It's been 30 years since Finnish graduate student Linus Torvalds drafted a brief note saying he was starting a hobby operating system. The world would never be the same.
Just the evolution of open source is quite a thing on it's own. I remember my introduction to UNIX in 1988 with Sparc-station 1. IRC the organisation I worked for paid around $250K for 10 machines, plotters, tape drives, large colour monitors, and a CAD system. As well as a consultancy firm to set it all up. And there would have been an annual fee for the OS itself.
Imagine how much it would have hampered the world if we were still paying for proprietary UNIX.
it was a different era. There were professionals, but the exclusivity came later. Many a coder back then had a totally unrelated degree and was totally self taught.
L.T. is certainly very, very good and has proven that many times over. But if you said you wanted to write an OS on here, today, ... what would we say to that? Its rarely encouraging. I think he had more 'sure, go for it' than 'that is too much for one person' responses.
Edit:
For me Linux was a God send when I was at Uni. This was back in the days of lots of floppy disk, a mammoth configuration and several hours of compile time...but it did mean that I didn't have to drag myself into a computer lab to do my work, I could pull allnighters from the comfort of home. Unfortunately I don't like it as a desktop OS.
"lots of floppy disks". I wish. We used punched cards and paper tape. You haven't lived until you're edited your program by cutting and splicing paper tape! or having to re-sort your card deck of several hundred cards after you're dropped them... Once you'd submitted your deck of cards you then had to wait (possibly for a couple of hours) to get the output back - which could be a compilation error. Change the card, resubmit, wait...
Or for those computers that did have 'storage', being told that there'd been another head crash and you'd need to re-enter your work...
Is MacOS considered as being UNIX? Well one has to pay for it, but essentially the kernel is very similar to Linux.
For me the first version of Linux back in 1991 was great, I could do similar things (with the shell at least) as what I could do on the UNIX machine at my previous job. And it just blew DOS 3.0 or 6.0 , and Windows 1 completely out of the water.
I also remember the first computer I used at school circa 1980: No secondary storage at all (everything lost on power down); The motherboard wasn't even in a case; a cable running to an old B/W TV ; No idea what OS, but it did have a BASIC interpreter. After that it was a super fancy Apple I with more BASIC and LOGO with the turtle!
I think the first version of macOS registered as UNIX was 10.5 Leonard.
edit:
agent max wrote:
I believe macOS uses a Unix kernel
It's more like it conforms to the Single UNIX Specification than uses a UNIX kernel.
Specification
SUSv3 totals some 3700 pages, which are divided into four main parts:
◾ Base Definitions (XBD) - a list of definitions and conventions used in the specifications and a list of C header files which must be provided by compliant systems. 84 header files in total are provided.
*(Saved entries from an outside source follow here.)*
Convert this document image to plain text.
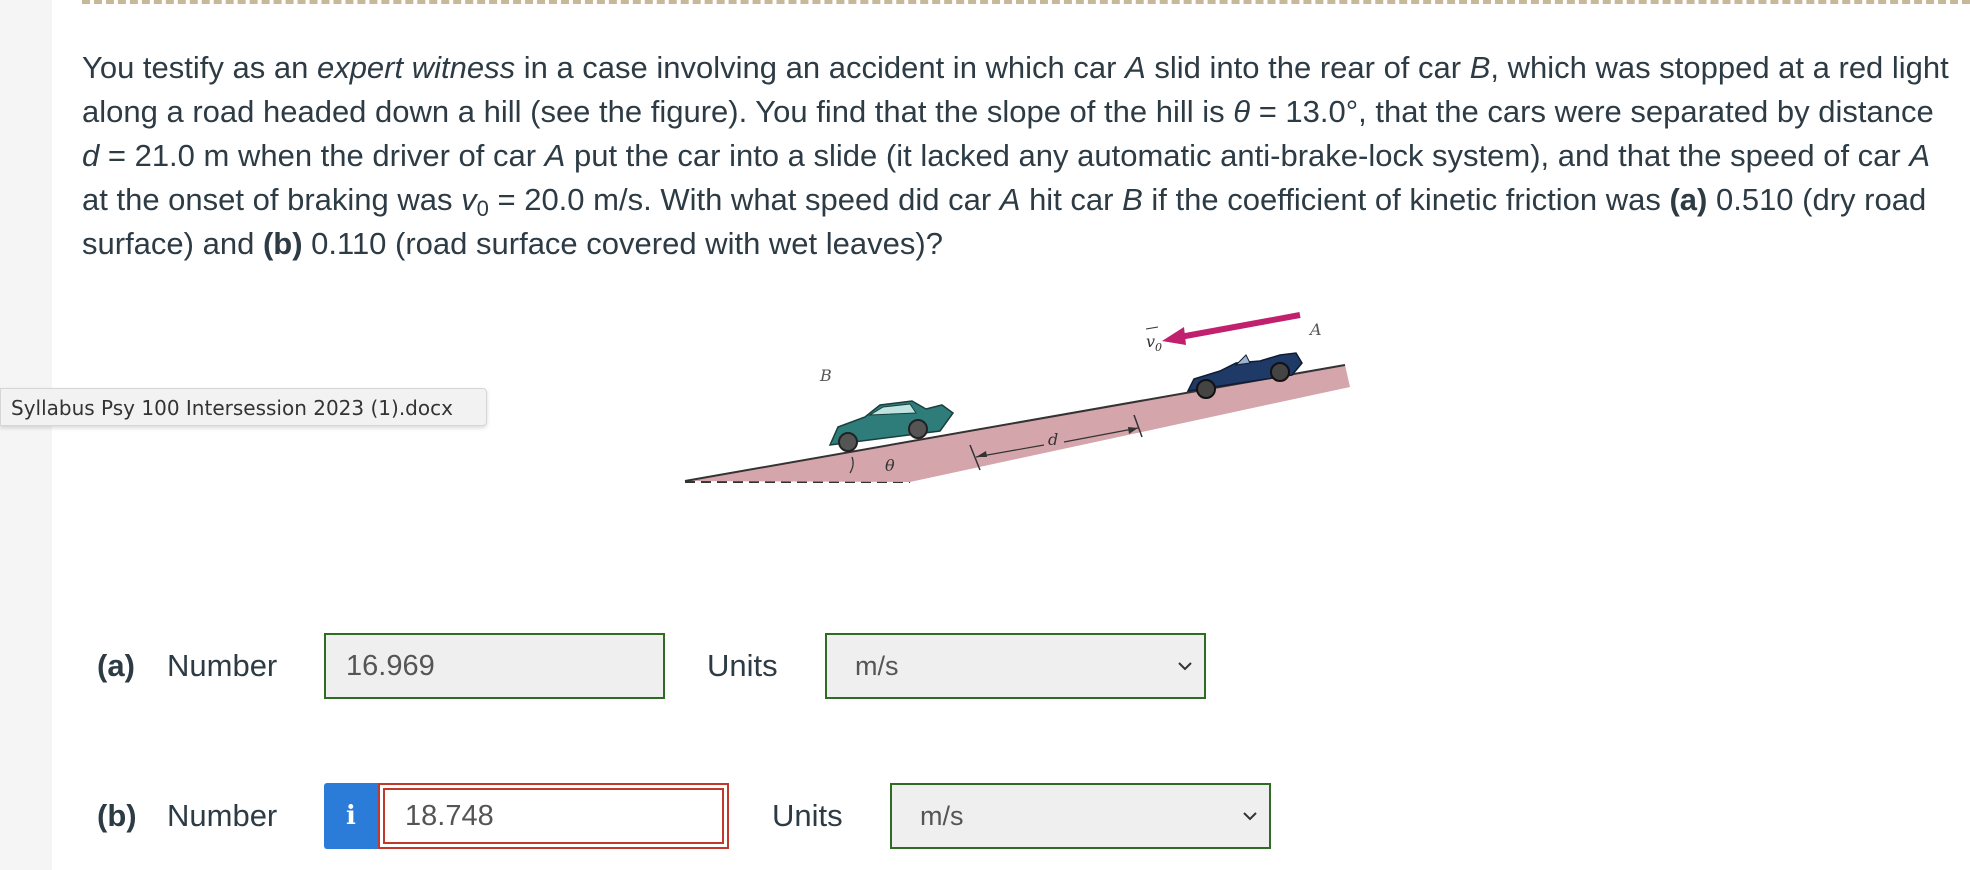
You testify as an expert witness in a case involving an accident in which car A slid into the rear of car B, which was stopped at a red light along a road headed down a hill (see the figure). You find that the slope of the hill is θ = 13.0°, that the cars were separated by distance d = 21.0 m when the driver of car A put the car into a slide (it lacked any automatic anti-brake-lock system), and that the speed of car A at the onset of braking was $v_0 = 20.0$ m/s. With what speed did car A hit car B if the coefficient of kinetic friction was (a) 0.510 (dry road surface) and (b) 0.110 (road surface covered with wet leaves)?
Syllabus Psy 100 Intersession 2023 (1).docx
θ
B
d
A
$v_0$
(a) Number	16.969	Units	m/s
(b) Number	i	18.748	Units	m/s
◾ Shell and Utilities (XCU) - a list of utilities and a description of the shell, sh. 160 utilities in total are specified.
◾ System Interfaces (XSH) - contains the specification of various functions which are implemented as system calls or library functions. 1123 system interfaces in total are specified.
◾ Rationale (XRAT) - the explanation behind the standard.
Correct. My G5 has 10.5.8 Leopard, which has, according to Wikipedia:
1 2 3 4 5 6 7 8
Developer: Apple Inc.
OS family: Macintosh, Unix
Source model: Closed, with open source components
Released to manufacturing: October 26, 2007; 13 years ago[2]
Latest release: 10.5.8 (Build 9L31a)[3] / August 13, 2009; 12 years ago[4]
Update method: Apple Software Update
Platforms: IA-32, x86-64, PowerPC
Kernel type: Hybrid (XNU)
Not 100% sure if that means it has a Unix kernel, maybe someone who knows more about my computer than I do could tell me?
Not going to happen. Apple keeps tight control over the hardware/drivers so you don't get the plug'n'pray situation as you do with Windows. There's no third party drivers etc. It's either Apple supported hardware with Apple drivers etc or it doesn't work. Since the Macintosh in 1984, Apple have controlled both the hardware and the software.